Ms. Carrión said she could not provide an example of a child’s being harmed as a result of the release of a fatality report, but she said: “It is not far-fetched that releasing the information of a particular child would have an adverse impact on surviving siblings.”

Keep in mind that Elisa’s Law was passed in 1996 and has been in effect since then.  The agency adopted its rule preventing disclosure in 2008.  That means they’ve disclosed the required information in every case between 1996 and 2008, unless they simply refused to comply with the law during that time.  And in all that time Carrión can cite not a single instance of harm that has come to a child from compliance with the disclosure law.

But still, the agency refuses to comply with the law.  And it turns out that’s no trivial matter.

The state issues about 250 fatality reports each year. And in 2010, for example, two-thirds of the reports issued in New York City involved homes with multiple children, meaning that under its new policy, officials could withhold information about their deaths.

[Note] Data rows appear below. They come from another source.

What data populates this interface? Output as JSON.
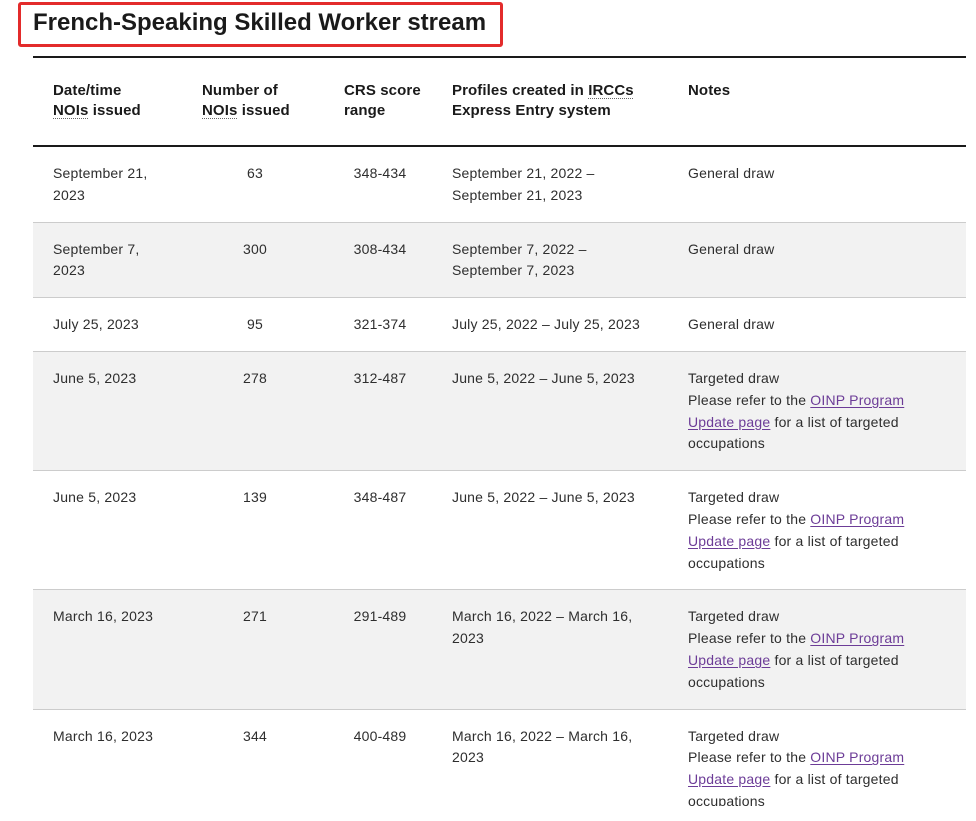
{
  "page": {
    "section_title": "French-Speaking Skilled Worker stream"
  },
  "colors": {
    "text": "#1a1a1a",
    "body_text": "#2e2e2e",
    "row_alt_bg": "#f2f2f2",
    "link": "#6c3c97",
    "highlight": "#e32b2b",
    "rule": "#1a1a1a",
    "row_border": "#cccccc",
    "page_bg": "#ffffff"
  },
  "table": {
    "headers": {
      "date": {
        "before": "Date/time ",
        "abbr": "NOIs",
        "after": " issued"
      },
      "number": {
        "before": "Number of ",
        "abbr": "NOIs",
        "after": " issued"
      },
      "crs": {
        "text": "CRS score range"
      },
      "profiles": {
        "before": "Profiles created in ",
        "abbr": "IRCCs",
        "after": " Express Entry system"
      },
      "notes": {
        "text": "Notes"
      }
    },
    "rows": [
      {
        "date": "September 21, 2023",
        "nois": "63",
        "crs": "348-434",
        "profiles": "September 21, 2022 – September 21, 2023",
        "notes": {
          "type": "General draw"
        }
      },
      {
        "date": "September 7, 2023",
        "nois": "300",
        "crs": "308-434",
        "profiles": "September 7, 2022 – September 7, 2023",
        "notes": {
          "type": "General draw"
        }
      },
      {
        "date": "July 25, 2023",
        "nois": "95",
        "crs": "321-374",
        "profiles": "July 25, 2022 – July 25, 2023",
        "notes": {
          "type": "General draw"
        }
      },
      {
        "date": "June 5, 2023",
        "nois": "278",
        "crs": "312-487",
        "profiles": "June 5, 2022 – June 5, 2023",
        "notes": {
          "type": "Targeted draw",
          "text_before": "Please refer to the ",
          "link": "OINP Program Update page",
          "text_after": " for a list of targeted occupations"
        }
      },
      {
        "date": "June 5, 2023",
        "nois": "139",
        "crs": "348-487",
        "profiles": "June 5, 2022 – June 5, 2023",
        "notes": {
          "type": "Targeted draw",
          "text_before": "Please refer to the ",
          "link": "OINP Program Update page",
          "text_after": " for a list of targeted occupations"
        }
      },
      {
        "date": "March 16, 2023",
        "nois": "271",
        "crs": "291-489",
        "profiles": "March 16, 2022 – March 16, 2023",
        "notes": {
          "type": "Targeted draw",
          "text_before": "Please refer to the ",
          "link": "OINP Program Update page",
          "text_after": " for a list of targeted occupations"
        }
      },
      {
        "date": "March 16, 2023",
        "nois": "344",
        "crs": "400-489",
        "profiles": "March 16, 2022 – March 16, 2023",
        "notes": {
          "type": "Targeted draw",
          "text_before": "Please refer to the ",
          "link": "OINP Program Update page",
          "text_after": " for a list of targeted occupations"
        }
      }
    ]
  }
}
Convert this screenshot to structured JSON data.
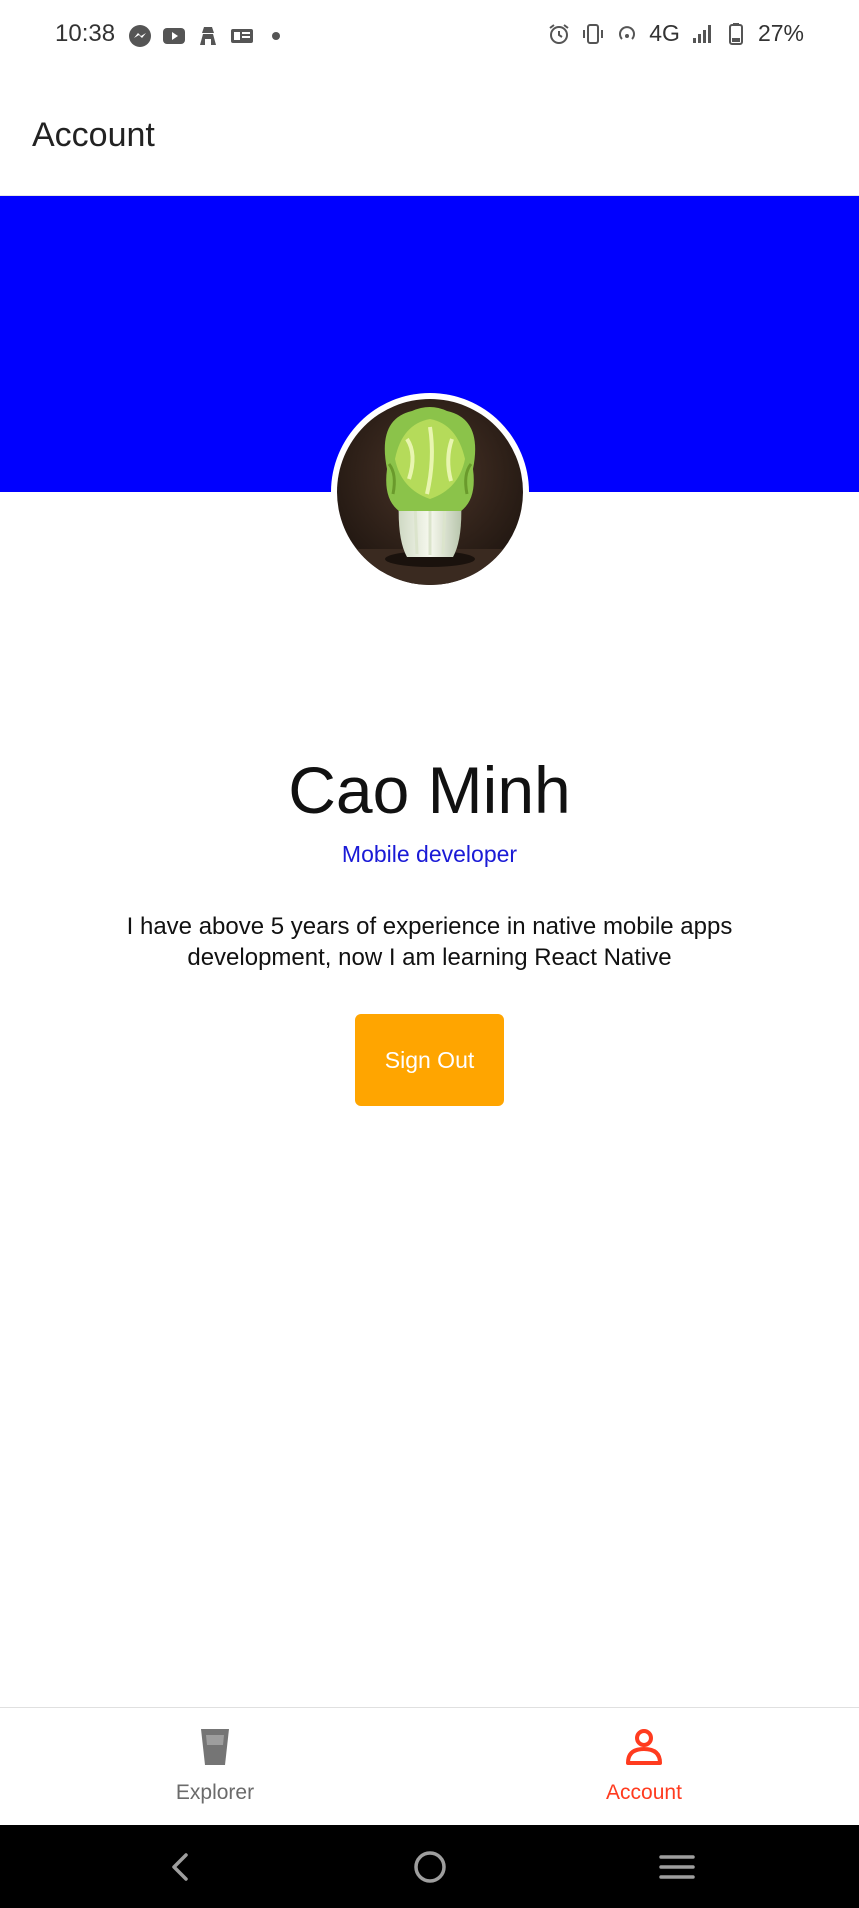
{
  "status_bar": {
    "time": "10:38",
    "network": "4G",
    "battery": "27%",
    "left_icons": [
      "messenger-icon",
      "youtube-icon",
      "vpn-icon",
      "news-icon",
      "dot-icon"
    ],
    "right_icons": [
      "alarm-icon",
      "vibrate-icon",
      "hotspot-icon",
      "signal-icon",
      "battery-icon"
    ]
  },
  "header": {
    "title": "Account"
  },
  "cover": {
    "color": "#0000ff"
  },
  "profile": {
    "name": "Cao Minh",
    "role": "Mobile developer",
    "bio": "I have above 5 years of experience in native mobile apps development, now I am learning React Native",
    "avatar_icon": "cabbage-avatar"
  },
  "actions": {
    "sign_out_label": "Sign Out",
    "sign_out_color": "#ffa500"
  },
  "tabs": [
    {
      "label": "Explorer",
      "icon": "glass-icon",
      "active": false
    },
    {
      "label": "Account",
      "icon": "person-icon",
      "active": true,
      "active_color": "#ff3b1f"
    }
  ],
  "nav": {
    "buttons": [
      "back-icon",
      "home-icon",
      "recents-icon"
    ]
  }
}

Who does the OCFS think it’s kidding?  Its rule doesn’t protect children; it protects the agency.  Specifically, it protects the agency from public knowledge of its own incompetence.  When OFCS errs, children are often injured and some of them die.  Understandably, knowledge of that on the part of the press, the public and elected officials could spur calls for change.  People might get fired, the agency might get sued and senior bureaucrats there aren’t about to let that happen, even if it means violating state law to prevent it.

Similar things are going on in California, where Los Angeles County child welfare agency has refused to turn over records of child deaths to the state’s auditor, again, in plain violation of state law.  And in Arizona, the press has long complained about the child welfare agency’s refusal to provide information on child deaths that’s required by statute to be made public.

As with every other govermental agency, the performance of child welfare agencies can’t be improved if we don’t know what they do.  The “best interests of children” is once again trotted out as a magic incantation that supposedly trumps all other public interests.  It won’t work.  The people of New York have the right to know what the agency is doing and what it’s failing to do.  After all, it’s precisely those failures and that lack of public knowledge that cost Elisa Izquierdo her life.